Staged vs primary repair: which is more effective for tetralogy of Fallot with cyanosis?

06 Mar 2021
Staged vs primary repair: which is more effective for tetralogy of Fallot with cyanosis?

A study comparing staged (SR) and primary repair (PR) for the management of neonates with tetralogy of Fallot and symptomatic cyanosis (sTOF) shows lower early mortality and neonatal morbidity in the SR group. However, cumulative morbidity and reinterventions were more favourable in the PR group.

The authors conducted a balanced multicentre comparison of SR (initial palliation [IP] and subsequent complete repair [CR]) as opposed to PR treatment strategies. They retrospectively reviewed consecutive neonates with sTOF who underwent IP or PR at ≤30 days of age from 2005 to 2017 from the Congenital Cardiac Research Collaborative.

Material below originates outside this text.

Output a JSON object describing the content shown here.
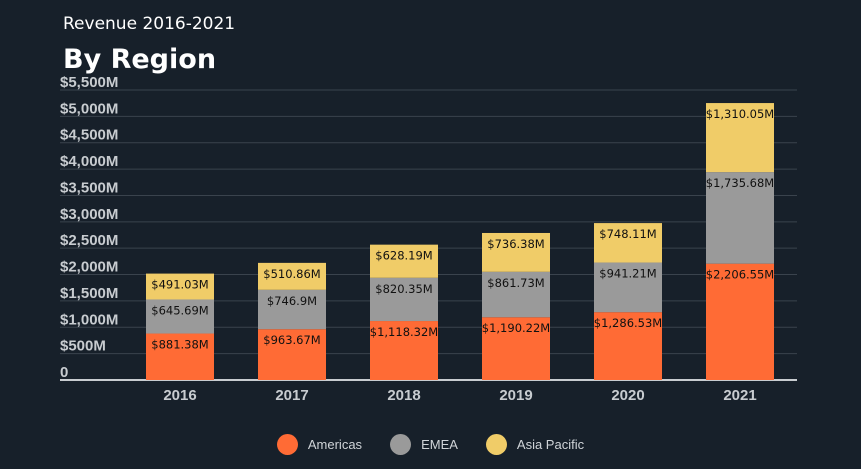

Death was the primary outcome, while secondary ones included component (IP, CR, PR) and cumulative (SR): hospital and intensive care unit lengths of stay; durations of cardiopulmonary bypass, anaesthesia, ventilation, and inotrope use; and complication and reintervention rates. Propensity-score adjustment was used to compare outcomes.

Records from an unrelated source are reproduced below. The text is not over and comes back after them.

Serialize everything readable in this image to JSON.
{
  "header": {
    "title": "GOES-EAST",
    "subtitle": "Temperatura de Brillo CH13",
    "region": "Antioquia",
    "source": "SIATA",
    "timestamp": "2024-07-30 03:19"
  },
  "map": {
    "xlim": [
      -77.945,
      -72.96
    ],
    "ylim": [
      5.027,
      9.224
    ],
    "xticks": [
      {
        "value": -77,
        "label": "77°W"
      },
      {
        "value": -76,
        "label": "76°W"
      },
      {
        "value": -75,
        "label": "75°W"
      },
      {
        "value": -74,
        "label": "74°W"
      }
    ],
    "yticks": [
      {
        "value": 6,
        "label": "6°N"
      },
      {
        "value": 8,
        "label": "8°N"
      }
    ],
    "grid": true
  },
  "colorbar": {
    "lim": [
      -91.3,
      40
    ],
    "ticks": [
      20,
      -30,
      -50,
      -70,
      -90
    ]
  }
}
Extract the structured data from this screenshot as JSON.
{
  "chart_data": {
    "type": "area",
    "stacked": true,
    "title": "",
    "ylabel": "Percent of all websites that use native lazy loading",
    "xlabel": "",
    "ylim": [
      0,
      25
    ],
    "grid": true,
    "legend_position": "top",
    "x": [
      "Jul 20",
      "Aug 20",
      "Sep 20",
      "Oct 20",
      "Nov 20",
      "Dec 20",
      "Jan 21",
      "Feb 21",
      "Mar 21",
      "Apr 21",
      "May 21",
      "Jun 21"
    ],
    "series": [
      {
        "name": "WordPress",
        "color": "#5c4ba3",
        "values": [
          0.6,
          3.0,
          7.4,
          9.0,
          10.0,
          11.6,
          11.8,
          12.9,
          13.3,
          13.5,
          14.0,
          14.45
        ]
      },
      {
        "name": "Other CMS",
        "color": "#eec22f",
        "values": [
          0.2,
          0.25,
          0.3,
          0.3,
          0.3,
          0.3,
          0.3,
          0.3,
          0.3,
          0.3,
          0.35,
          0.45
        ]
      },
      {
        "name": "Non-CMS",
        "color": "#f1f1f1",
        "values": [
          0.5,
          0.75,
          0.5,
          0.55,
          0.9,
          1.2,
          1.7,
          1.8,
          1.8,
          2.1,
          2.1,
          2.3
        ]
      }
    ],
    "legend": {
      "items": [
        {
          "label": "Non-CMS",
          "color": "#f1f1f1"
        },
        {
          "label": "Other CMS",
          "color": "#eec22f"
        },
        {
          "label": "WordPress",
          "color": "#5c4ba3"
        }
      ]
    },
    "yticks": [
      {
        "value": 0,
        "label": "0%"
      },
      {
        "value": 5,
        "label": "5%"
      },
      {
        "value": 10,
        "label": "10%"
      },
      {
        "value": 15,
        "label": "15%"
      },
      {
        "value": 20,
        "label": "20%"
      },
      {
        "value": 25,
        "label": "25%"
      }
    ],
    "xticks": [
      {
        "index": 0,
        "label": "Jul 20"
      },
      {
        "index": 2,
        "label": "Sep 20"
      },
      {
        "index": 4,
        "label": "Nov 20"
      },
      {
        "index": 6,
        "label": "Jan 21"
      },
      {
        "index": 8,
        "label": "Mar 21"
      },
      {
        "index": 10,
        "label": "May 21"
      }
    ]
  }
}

A total of 342 patients underwent SR (IP: surgical, n=256; transcatheter, n=86) and 230 underwent PR. Preprocedural ventilation, prematurity, DiGeorge syndrome, and pulmonary atresia were more frequent in the SR group (p≤0.01). At median 4.3 years, no significant between-group difference was observed in the risk of death (10.2 percent vs 7.4 percent; p=0.25).

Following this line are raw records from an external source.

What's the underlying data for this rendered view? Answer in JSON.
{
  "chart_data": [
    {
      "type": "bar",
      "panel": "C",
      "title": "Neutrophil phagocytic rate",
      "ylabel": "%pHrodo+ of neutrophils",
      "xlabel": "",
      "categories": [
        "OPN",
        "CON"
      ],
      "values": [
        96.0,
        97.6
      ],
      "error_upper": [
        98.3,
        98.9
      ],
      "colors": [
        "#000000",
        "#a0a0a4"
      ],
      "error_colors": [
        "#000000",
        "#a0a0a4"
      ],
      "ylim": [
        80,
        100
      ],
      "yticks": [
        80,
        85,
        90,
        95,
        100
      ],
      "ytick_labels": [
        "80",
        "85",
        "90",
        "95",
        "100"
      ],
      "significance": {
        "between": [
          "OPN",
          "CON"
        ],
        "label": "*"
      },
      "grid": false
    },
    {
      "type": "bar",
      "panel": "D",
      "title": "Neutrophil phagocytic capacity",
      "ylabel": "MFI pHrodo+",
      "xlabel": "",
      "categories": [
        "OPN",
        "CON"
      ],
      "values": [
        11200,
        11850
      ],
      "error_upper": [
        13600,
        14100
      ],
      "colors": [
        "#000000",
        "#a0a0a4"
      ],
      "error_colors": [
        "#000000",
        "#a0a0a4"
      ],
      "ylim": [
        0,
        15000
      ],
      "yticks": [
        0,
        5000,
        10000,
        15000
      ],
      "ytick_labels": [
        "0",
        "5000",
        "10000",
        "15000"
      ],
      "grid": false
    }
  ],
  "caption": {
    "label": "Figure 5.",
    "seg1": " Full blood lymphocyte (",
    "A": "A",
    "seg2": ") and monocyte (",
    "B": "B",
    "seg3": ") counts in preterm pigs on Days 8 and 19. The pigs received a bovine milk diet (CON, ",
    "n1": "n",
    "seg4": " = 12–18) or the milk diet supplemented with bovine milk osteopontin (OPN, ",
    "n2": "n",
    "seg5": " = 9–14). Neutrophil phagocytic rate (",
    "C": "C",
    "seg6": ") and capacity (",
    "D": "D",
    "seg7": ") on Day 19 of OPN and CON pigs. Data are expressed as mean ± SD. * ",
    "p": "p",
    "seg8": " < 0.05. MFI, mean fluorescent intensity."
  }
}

Mortality risk remained similar between groups after adjustment (hazard ratio, 0.82, 95 percent confidence interval, 0.49–1.38; p=0.456), but was favourable in the SR group during early follow-up (<4 months; p=0.041). Component analysis revealed favourable secondary outcomes in the SR group, but cumulative analysis favoured the PR group. Of note, reintervention risk was higher among patients in the SR group (p=0.002).

These findings suggest potential benefits to each strategy, according to the authors.